Given widespread mistrust of police in some areas, “we really need to put it out there and help educate our communities as to the value of this stuff and how we’re using it,” Quinn says. Referring to bans on facial recognition use in some cities, he says it otherwise “becomes very easy to discuss these technologies in terms of all or nothing.”
As more states and cities consider restricting the technology, a September report by the Center for Strategic and International Studies, a think tank, suggests that Congress create national standards to prevent a patchwork of regulation. Lead author James Lewis says he supports facial recognition and thinks its spread is inevitable but that there should be transparency around how the technology is used in criminal investigations. Seven US states and cities, including Boston and San Francisco, have adopted full or partial bans of facial recognition by government agencies. Lewis doesn’t think Congress will follow suit, in part because of the January 6 attack on the US Capitol and ensuing investigation, saying, “I think that’s influential, when you have to hide in a closet.”

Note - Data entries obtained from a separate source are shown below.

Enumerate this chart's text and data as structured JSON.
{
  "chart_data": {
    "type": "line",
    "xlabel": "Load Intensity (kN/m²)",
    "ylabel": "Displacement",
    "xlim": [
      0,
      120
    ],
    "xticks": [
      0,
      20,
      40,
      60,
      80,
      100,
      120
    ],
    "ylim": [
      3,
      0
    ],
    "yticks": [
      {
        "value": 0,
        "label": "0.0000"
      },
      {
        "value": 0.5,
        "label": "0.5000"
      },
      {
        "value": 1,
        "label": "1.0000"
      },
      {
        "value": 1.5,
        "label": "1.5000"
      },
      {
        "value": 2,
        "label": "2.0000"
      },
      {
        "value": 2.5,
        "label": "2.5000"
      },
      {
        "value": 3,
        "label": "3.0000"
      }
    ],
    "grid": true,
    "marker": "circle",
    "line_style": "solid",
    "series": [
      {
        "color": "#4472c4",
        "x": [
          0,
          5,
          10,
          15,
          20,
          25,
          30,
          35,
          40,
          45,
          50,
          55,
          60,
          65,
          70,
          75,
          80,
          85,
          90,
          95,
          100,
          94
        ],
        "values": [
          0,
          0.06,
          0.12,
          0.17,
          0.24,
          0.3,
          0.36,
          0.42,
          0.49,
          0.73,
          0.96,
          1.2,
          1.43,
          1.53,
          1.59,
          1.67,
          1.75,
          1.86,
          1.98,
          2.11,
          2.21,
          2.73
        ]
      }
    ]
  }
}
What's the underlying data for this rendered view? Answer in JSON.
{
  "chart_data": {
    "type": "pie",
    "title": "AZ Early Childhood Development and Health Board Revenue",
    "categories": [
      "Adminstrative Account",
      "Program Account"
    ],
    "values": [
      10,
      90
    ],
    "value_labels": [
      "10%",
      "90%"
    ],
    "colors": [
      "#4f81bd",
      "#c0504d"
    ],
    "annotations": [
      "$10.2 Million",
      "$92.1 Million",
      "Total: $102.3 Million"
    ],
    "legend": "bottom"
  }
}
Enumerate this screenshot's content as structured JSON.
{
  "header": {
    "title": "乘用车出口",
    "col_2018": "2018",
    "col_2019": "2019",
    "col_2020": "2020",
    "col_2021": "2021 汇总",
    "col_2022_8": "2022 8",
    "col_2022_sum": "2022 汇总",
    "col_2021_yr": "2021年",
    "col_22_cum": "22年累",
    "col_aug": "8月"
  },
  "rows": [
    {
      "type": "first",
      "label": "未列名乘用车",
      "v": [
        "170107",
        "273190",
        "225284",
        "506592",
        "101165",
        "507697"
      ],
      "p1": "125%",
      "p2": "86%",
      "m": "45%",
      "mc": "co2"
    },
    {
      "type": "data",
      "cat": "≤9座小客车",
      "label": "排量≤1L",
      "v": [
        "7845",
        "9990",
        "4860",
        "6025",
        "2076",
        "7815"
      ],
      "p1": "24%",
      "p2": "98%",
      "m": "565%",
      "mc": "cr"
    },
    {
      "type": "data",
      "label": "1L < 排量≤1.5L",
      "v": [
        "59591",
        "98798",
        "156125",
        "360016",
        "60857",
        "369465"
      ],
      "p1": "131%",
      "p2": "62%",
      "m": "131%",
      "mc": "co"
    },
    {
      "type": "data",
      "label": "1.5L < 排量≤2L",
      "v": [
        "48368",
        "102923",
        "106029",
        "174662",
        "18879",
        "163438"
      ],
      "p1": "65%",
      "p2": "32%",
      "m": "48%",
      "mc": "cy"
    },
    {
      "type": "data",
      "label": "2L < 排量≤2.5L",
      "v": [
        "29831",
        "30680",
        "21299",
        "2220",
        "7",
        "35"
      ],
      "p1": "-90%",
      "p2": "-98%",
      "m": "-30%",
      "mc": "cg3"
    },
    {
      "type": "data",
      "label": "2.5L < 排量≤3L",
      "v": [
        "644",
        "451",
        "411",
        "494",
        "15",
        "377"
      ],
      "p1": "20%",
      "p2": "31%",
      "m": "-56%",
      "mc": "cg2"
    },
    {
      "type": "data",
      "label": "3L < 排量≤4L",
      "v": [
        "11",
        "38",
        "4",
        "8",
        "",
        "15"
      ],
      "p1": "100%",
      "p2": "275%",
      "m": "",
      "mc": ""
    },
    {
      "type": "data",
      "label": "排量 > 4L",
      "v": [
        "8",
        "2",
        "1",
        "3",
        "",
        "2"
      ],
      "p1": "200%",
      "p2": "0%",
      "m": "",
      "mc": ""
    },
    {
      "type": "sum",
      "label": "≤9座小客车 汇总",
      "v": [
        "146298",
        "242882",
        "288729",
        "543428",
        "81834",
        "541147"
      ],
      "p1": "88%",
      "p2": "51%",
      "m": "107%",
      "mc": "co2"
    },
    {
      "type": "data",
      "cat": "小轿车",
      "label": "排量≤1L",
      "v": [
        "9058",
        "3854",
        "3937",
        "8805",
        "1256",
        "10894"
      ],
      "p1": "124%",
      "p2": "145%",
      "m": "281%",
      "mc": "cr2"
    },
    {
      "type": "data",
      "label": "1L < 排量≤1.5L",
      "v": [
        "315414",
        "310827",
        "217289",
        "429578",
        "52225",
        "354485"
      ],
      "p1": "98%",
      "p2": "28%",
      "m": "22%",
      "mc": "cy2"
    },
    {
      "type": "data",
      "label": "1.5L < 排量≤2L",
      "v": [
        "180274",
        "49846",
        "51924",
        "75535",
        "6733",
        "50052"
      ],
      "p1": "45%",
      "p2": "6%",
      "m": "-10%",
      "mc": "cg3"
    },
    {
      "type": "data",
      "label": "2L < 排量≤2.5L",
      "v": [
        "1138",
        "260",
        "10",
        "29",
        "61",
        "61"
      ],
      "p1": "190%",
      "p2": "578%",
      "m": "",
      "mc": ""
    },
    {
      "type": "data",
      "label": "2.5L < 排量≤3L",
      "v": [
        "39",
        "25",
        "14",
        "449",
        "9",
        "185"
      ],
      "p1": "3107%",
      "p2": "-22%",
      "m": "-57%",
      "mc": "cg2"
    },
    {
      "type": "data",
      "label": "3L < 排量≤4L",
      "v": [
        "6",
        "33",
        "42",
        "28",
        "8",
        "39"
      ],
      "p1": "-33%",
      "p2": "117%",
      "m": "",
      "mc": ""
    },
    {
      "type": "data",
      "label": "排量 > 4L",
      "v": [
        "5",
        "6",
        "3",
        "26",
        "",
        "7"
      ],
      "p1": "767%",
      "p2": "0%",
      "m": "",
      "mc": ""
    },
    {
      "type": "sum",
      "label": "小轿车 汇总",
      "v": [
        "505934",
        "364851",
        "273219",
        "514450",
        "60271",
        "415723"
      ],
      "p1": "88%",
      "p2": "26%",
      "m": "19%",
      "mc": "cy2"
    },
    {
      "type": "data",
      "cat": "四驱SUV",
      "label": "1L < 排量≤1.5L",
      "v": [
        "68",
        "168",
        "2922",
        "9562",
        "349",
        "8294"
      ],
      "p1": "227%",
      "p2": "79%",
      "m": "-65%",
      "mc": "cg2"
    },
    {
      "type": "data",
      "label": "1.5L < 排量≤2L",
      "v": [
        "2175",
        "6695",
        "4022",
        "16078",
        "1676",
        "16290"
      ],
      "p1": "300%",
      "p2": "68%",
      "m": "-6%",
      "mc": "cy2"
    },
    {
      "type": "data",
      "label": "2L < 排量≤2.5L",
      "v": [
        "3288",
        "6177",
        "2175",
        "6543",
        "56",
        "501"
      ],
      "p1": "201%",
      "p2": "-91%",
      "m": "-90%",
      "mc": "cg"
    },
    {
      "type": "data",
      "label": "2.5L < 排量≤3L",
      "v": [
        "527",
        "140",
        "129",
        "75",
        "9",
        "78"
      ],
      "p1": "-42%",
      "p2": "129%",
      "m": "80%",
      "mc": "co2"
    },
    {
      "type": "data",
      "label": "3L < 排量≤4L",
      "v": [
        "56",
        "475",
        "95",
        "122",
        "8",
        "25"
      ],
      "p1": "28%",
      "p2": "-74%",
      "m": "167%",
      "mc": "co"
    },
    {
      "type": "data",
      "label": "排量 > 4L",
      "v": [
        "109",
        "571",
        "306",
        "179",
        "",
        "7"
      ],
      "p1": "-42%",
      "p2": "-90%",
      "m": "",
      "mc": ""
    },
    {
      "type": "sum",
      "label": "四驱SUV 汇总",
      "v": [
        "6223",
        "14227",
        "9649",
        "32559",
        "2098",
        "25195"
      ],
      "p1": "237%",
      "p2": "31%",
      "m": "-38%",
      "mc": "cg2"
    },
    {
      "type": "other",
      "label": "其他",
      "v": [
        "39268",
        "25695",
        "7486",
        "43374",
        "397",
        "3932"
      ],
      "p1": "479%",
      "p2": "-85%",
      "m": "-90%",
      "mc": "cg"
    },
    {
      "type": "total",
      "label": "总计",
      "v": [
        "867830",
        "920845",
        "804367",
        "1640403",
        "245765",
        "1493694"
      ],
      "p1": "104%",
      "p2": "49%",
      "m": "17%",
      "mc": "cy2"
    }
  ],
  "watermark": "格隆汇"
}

An analysis by the Human Rights Law Review at Columbia University concluded that “defendants face meaningful barriers to challenging” the technology and called on Congress to pass a law requiring disclosure. The report also called for procedural safeguards, such as regular testing and a minimum threshold for the accuracy of facial recognition systems.
White House science and tech policy leaders endorsed more disclosure around the use of artificial intelligence as part of an AI Bill of Rights last fall. Regulation of facial recognition technology has drawn bipartisan support in Congress, but there are no federal restrictions on use of the tech by law enforcement, despite a documented lack of guardrails for federal agencies using the tech.
The National District Attorneys Association (NDAA) says it instructs its more than 5,000 members to use “professional judgment and discretion” when it comes to divulging the use of facial recognition and to consider issues like public safety, privacy, and relevance when making these decisions. NDAA officials did not respond to requests for examples of how disclosing facial recognition use in a criminal investigation could threaten public safety.
“The longer things remain secret, the harder it is to challenge them, and the harder it is to challenge them, the longer police go without courts putting limits on what they can do,” says Nathan Wessler, who leads the Speech, Privacy, and Technology Project at the ACLU.
An Attempt to Learn More
Defense attorneys say their best hope of getting police and prosecutors to reveal that facial recognition helped identify a suspect rests on a 1963 Supreme Court decision. In Brady v Maryland, the court ruled that police must turn over to a defendant any evidence they collected that would exonerate that defendant.
The best-known case involving facial recognition and the Brady decision is that of Willie Allen Lynch, a Florida man convicted in 2016 of selling $50 in crack cocaine, in part based on facial recognition, and sentenced to eight years in prison. During his trial, Lynch, who defended himself for a period of time, argued he should be able to cross-examine a crime analyst who had performed the facial recognition scan and sent a single photo of Lynch to investigators. In a pretrial deposition, the analyst testified that she didn’t fully understand how the facial recognition program worked.
In December 2018, a Florida appeals court denied Lynch’s appeal, arguing that he had failed to demonstrate on Brady grounds that documents like pictures of other potential subjects would have changed the outcome of a trial.
Lynch then appealed to the Florida Supreme Court, seeking more information about how facial recognition was used in his case, including pictures of other potential matches and the software behind the algorithm. The appeal was supported by groups including the ACLU, Electronic Frontier Foundation, Georgetown Law Center on Privacy and Technology, and the Innocence Project. They argued that uncertainty around the results of facial recognition analysis should be treated as equivalent to eyewitnesses who said they weren’t sure they would recognize the person who committed a crime. The Florida Supreme Court declined to hear the case.